Three Reasons Your Church Will Fail

Bill Reichart, who writes at the heretolead blog, posted these three reasons your church will fail:
1. Launching too many ministries. Most ministries begin with good intentions, trying to meet a legitimate, specialized need. Over time, these ministries become expensive and volunteer intensive. All the while, their effectiveness dwindles. When launching new ministries, you must consider sustainability. What will this ministry look like at five times it’s size. It may not cost much now, but what about later? In my experience, new churches try to be all things to all people, and in offering so many ministries, they ensure that none of them are quality. It’s better to do a few things well than offer a bunch of programs that scratch the surface.

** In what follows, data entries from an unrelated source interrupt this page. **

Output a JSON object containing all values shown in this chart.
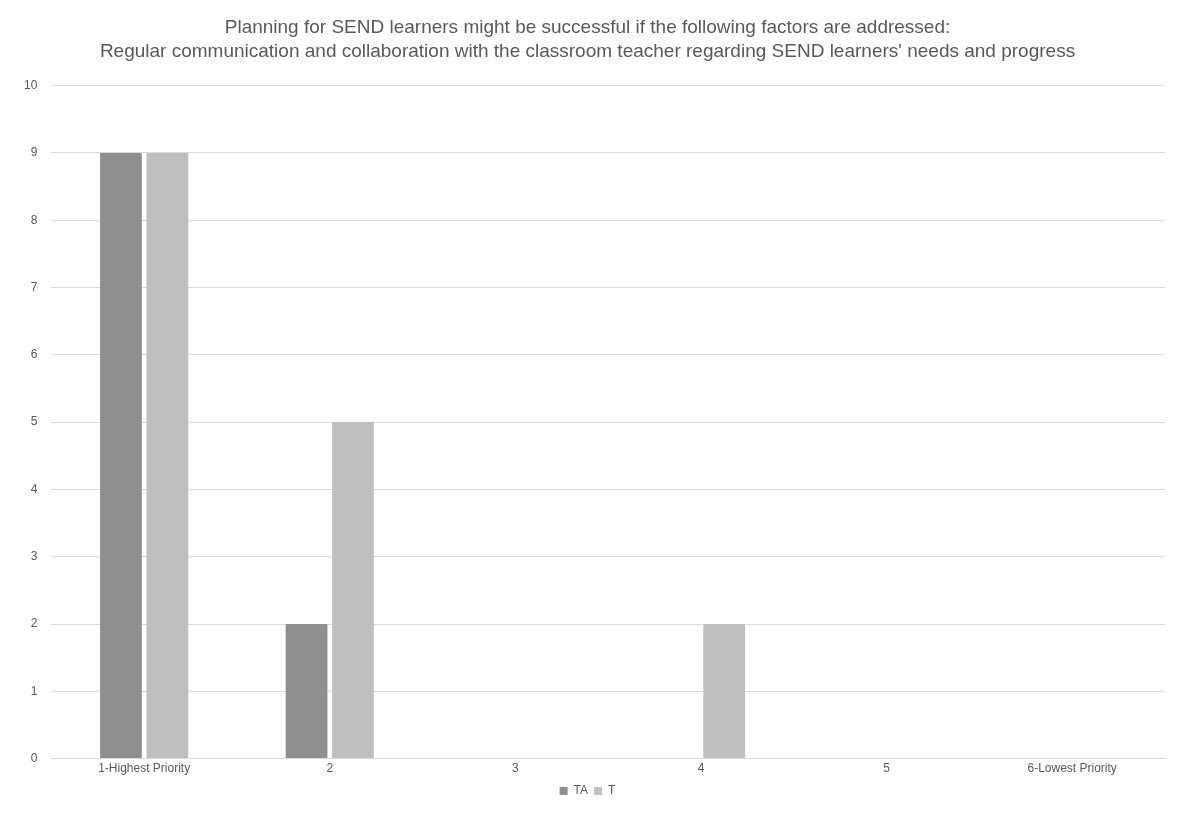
{
  "chart_data": {
    "type": "bar",
    "title": "Planning for SEND learners might be successful if the following factors are addressed:",
    "subtitle": "Regular communication and collaboration with the classroom teacher regarding SEND learners' needs and progress",
    "categories": [
      "1-Highest Priority",
      "2",
      "3",
      "4",
      "5",
      "6-Lowest Priority"
    ],
    "series": [
      {
        "name": "TA",
        "color": "#8f8f8f",
        "values": [
          9,
          2,
          0,
          0,
          0,
          0
        ]
      },
      {
        "name": "T",
        "color": "#bfbfbf",
        "values": [
          9,
          5,
          0,
          2,
          0,
          0
        ]
      }
    ],
    "ylim": [
      0,
      10
    ],
    "yticks": [
      0,
      1,
      2,
      3,
      4,
      5,
      6,
      7,
      8,
      9,
      10
    ],
    "grid": "y",
    "legend": "bottom"
  }
}
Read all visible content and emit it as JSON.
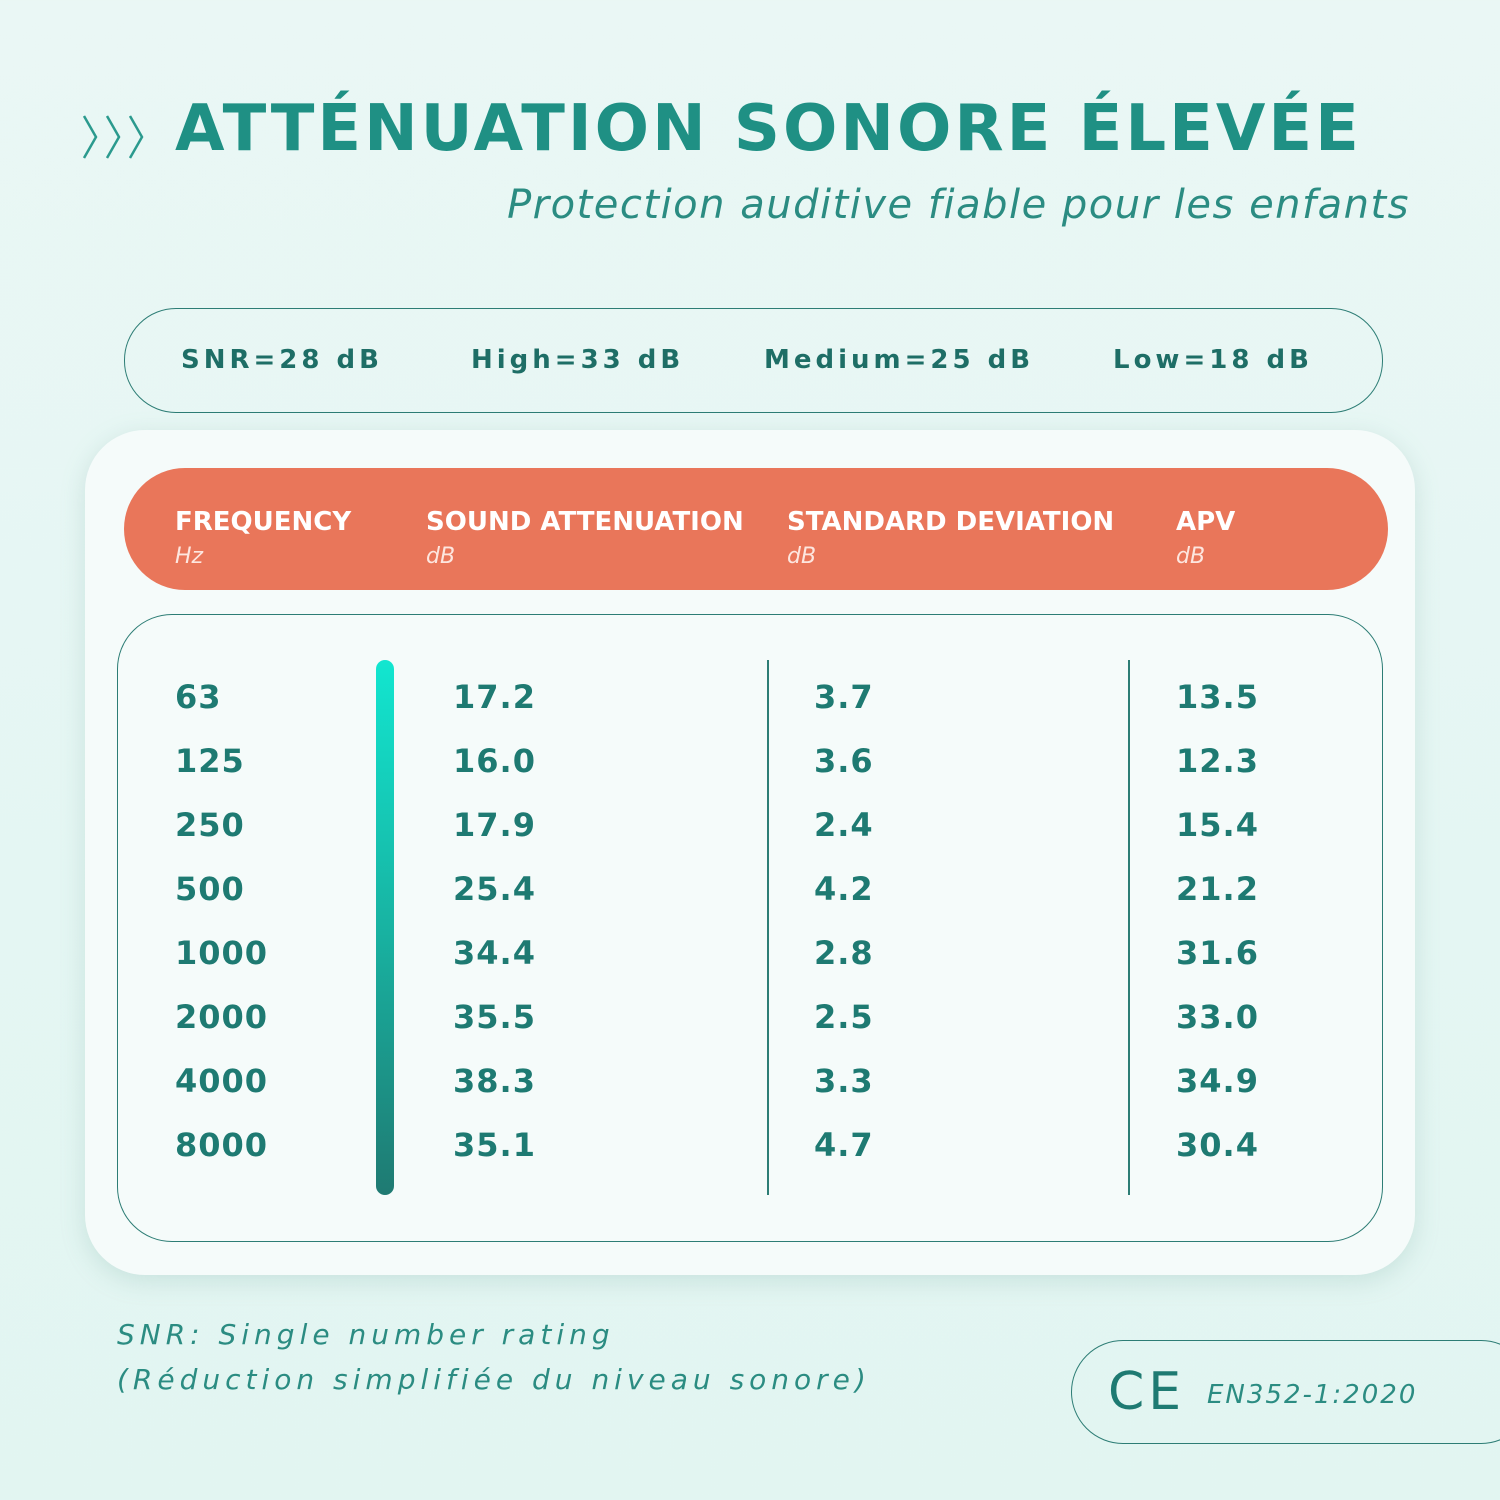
{
  "header": {
    "title": "ATTÉNUATION SONORE ÉLEVÉE",
    "subtitle": "Protection auditive fiable pour les enfants"
  },
  "ratings": [
    "SNR=28 dB",
    "High=33 dB",
    "Medium=25 dB",
    "Low=18 dB"
  ],
  "table": {
    "headers": [
      {
        "name": "FREQUENCY",
        "unit": "Hz"
      },
      {
        "name": "SOUND ATTENUATION",
        "unit": "dB"
      },
      {
        "name": "STANDARD DEVIATION",
        "unit": "dB"
      },
      {
        "name": "APV",
        "unit": "dB"
      }
    ],
    "rows": [
      [
        "63",
        "17.2",
        "3.7",
        "13.5"
      ],
      [
        "125",
        "16.0",
        "3.6",
        "12.3"
      ],
      [
        "250",
        "17.9",
        "2.4",
        "15.4"
      ],
      [
        "500",
        "25.4",
        "4.2",
        "21.2"
      ],
      [
        "1000",
        "34.4",
        "2.8",
        "31.6"
      ],
      [
        "2000",
        "35.5",
        "2.5",
        "33.0"
      ],
      [
        "4000",
        "38.3",
        "3.3",
        "34.9"
      ],
      [
        "8000",
        "35.1",
        "4.7",
        "30.4"
      ]
    ]
  },
  "footnote": [
    "SNR: Single number rating",
    "(Réduction simplifiée du niveau sonore)"
  ],
  "certification": {
    "mark": "CE",
    "standard": "EN352-1:2020"
  }
}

2. Being sidetracked by difficult people. New churches attract some great people, but they are also a breeding ground for difficult people. Talking a good talk, these people often come in with baggage that takes your church off mission. Before long, you’re spending a great deal of time justifying what you do to people who are slightly misaligned. Instead of reaching people, you’re coddling people. I’m talking about the volunteers who just can’t submit to leadership, the finance team member who always seems to have a problem with spending money on outreach, or the former deacon who wants your church to be a little more like his last church. In five years, I’ve learned that I can’t justify what we’re about to some people.

3. Working in it, not on it. In new churches especially, the work comes at a fast a furious pace. You had months to plan your first service, but only six days to plan the next. You’re starting things, launching things, meeting with people, and operating week-to-week. While some of this is necessary, if you never back up to evaluate and create systems, then you’re going to stay stuck in the hamster wheel of ministry. New churches must work on the organization, create processes, and develop healthy systems. We’ve got to stop reacting to this week’s problem and implement a long-term strategy. For what it’s worth, this is why I’m investing a ton of time into launching six core resources that will jump start or refresh healthy systems in your church.

These are just three of the issues young churches (and established churches, for that matter) will face. Do you agree? What would you add to the list?
I gotta admit, I've seen each of these at work in my own ministry with Cobblestone these last eleven years. He's right. So...what do you think? Agree, disagree? Add, subtract?


  1. Bob, I don't know enough about Cobblestone yet to comment on specifics but there is a great deal of common sense in his comments and I would say many churches have gotten bogged down in the humanity these points represent. But my first reaction in reading those is 'where is God in all of that?'. I believe in what Blackaby says about planning 'God-sized' plans, and the power of Cymbala's "Fresh-wind, Fresh fire" and building an internal structure like "The Purpose Driven Church", all things that give God room to work. Am I just too idealistic? -Mary Bracey

  2. Mary, I don't think you're too idealistic at all! I think you're dead on. To answer the "Where is God" question, I think he's in each of those points. Most church planters/pastors/leadership teams don't make the above mistakes as a result of waiting on God and pursuing HIS vision passionately, but the opposite: we tend to pursue OUR plans and lead according to OUR desires (e.g., our desire to be liked and please people)....the ONLY effective way to lead a church is what you describe, and that is to wait on and pursue God's plans wholeheartedly.

  3. Oh, and especially, THANKS SO MUCH for commenting!